The Neurobiology of Love and Pair Bonding from Human and Animal Perspectives

SIMPLE SUMMARY: Being in love is a powerful emotional experience that is uniquely human; however, animal models of pair bonding provide insights into the neurobiological processes underlying love. Pair bonds are selective associations between two individuals (e.g., individuals in love) and can be studied in monogamous rodents such as prairie voles. Here, we examine pair bonds, from their evolutionary origins in mother–infant bonds, to the stages of bonding, comparing rodent and human literature. We discuss the neural circuits and neuromodulators driving bonding across species, with rodent studies providing insight into our human experiences of love. ABSTRACT: Love is a powerful emotional experience that is rooted in ancient neurobiological processes shared with other species that pair bond. Considerable insights have been gained into the neural mechanisms driving the evolutionary antecedents of love by studies in animal models of pair bonding, particularly in monogamous species such as prairie voles (Microtus ochrogaster).
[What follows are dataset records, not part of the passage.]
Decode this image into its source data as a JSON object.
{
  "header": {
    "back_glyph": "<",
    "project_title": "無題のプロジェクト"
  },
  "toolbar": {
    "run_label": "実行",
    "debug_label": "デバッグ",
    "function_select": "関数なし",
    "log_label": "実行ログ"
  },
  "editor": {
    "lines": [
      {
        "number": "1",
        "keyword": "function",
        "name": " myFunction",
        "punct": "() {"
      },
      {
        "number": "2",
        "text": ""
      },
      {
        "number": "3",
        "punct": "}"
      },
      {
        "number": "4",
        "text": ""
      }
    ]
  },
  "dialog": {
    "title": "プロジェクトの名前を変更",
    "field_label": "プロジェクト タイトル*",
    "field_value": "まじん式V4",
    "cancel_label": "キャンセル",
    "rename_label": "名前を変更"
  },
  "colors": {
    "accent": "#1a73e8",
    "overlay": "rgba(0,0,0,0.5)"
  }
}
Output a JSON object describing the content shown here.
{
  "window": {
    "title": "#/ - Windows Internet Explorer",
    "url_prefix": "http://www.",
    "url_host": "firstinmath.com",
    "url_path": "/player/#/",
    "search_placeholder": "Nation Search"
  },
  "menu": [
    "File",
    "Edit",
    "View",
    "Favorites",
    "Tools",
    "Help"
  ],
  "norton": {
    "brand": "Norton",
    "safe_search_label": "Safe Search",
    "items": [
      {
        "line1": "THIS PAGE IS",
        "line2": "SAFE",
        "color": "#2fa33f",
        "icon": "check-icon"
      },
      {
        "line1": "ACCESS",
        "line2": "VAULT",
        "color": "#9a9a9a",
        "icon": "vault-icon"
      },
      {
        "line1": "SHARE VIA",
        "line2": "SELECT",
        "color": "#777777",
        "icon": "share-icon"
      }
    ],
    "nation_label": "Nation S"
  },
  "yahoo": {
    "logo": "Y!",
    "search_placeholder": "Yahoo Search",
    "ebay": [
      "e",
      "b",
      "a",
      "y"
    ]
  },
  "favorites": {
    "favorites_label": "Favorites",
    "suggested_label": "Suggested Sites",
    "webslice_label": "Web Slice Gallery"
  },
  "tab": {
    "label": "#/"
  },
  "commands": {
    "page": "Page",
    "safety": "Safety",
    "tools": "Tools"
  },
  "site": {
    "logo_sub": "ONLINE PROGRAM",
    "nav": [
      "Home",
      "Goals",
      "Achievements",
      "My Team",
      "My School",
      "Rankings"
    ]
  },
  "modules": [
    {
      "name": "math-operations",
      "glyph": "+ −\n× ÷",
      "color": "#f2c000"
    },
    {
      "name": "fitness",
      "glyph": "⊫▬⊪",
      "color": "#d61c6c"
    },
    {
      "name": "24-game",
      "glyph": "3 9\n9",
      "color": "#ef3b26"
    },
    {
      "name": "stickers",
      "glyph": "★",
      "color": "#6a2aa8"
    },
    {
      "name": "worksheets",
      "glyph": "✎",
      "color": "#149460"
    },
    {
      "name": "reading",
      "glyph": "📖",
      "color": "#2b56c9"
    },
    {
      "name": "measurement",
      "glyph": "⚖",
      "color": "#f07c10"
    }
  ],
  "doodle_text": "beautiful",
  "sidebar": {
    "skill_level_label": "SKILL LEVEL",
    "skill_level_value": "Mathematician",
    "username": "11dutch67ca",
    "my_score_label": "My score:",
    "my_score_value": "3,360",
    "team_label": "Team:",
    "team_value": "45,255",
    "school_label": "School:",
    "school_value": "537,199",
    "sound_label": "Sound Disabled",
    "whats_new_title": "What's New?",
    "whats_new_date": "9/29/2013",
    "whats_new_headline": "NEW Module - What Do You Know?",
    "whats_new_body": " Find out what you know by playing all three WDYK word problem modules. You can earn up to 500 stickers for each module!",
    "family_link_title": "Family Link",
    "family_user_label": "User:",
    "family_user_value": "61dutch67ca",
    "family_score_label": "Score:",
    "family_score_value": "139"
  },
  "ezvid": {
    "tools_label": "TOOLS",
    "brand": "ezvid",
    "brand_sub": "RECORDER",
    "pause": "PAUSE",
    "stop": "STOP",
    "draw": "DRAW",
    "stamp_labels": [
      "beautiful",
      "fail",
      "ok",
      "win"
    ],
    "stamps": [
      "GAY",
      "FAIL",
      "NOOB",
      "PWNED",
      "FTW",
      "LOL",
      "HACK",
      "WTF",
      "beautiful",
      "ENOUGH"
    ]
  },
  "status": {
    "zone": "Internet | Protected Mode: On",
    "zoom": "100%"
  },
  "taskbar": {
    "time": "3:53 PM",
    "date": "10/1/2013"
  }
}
Here, we provide an overview of the roles of oxytocin, dopamine, and vasopressin in regulating neural circuits responsible for generating bonds in animals and humans alike. We begin with the evolutionary origins of bonding in mother–infant relationships and then examine the neurobiological underpinnings of each stage of bonding. Oxytocin and dopamine interact to link the neural representation of partner stimuli with the social reward of courtship and mating to create a nurturing bond between individuals. Vasopressin facilitates mate-guarding behaviors, potentially related to the human experience of jealousy. We further discuss the psychological and physiological stress following partner separation and their adaptive function, as well as evidence of the positive health outcomes associated with being pair-bonded based on both animal and human studies.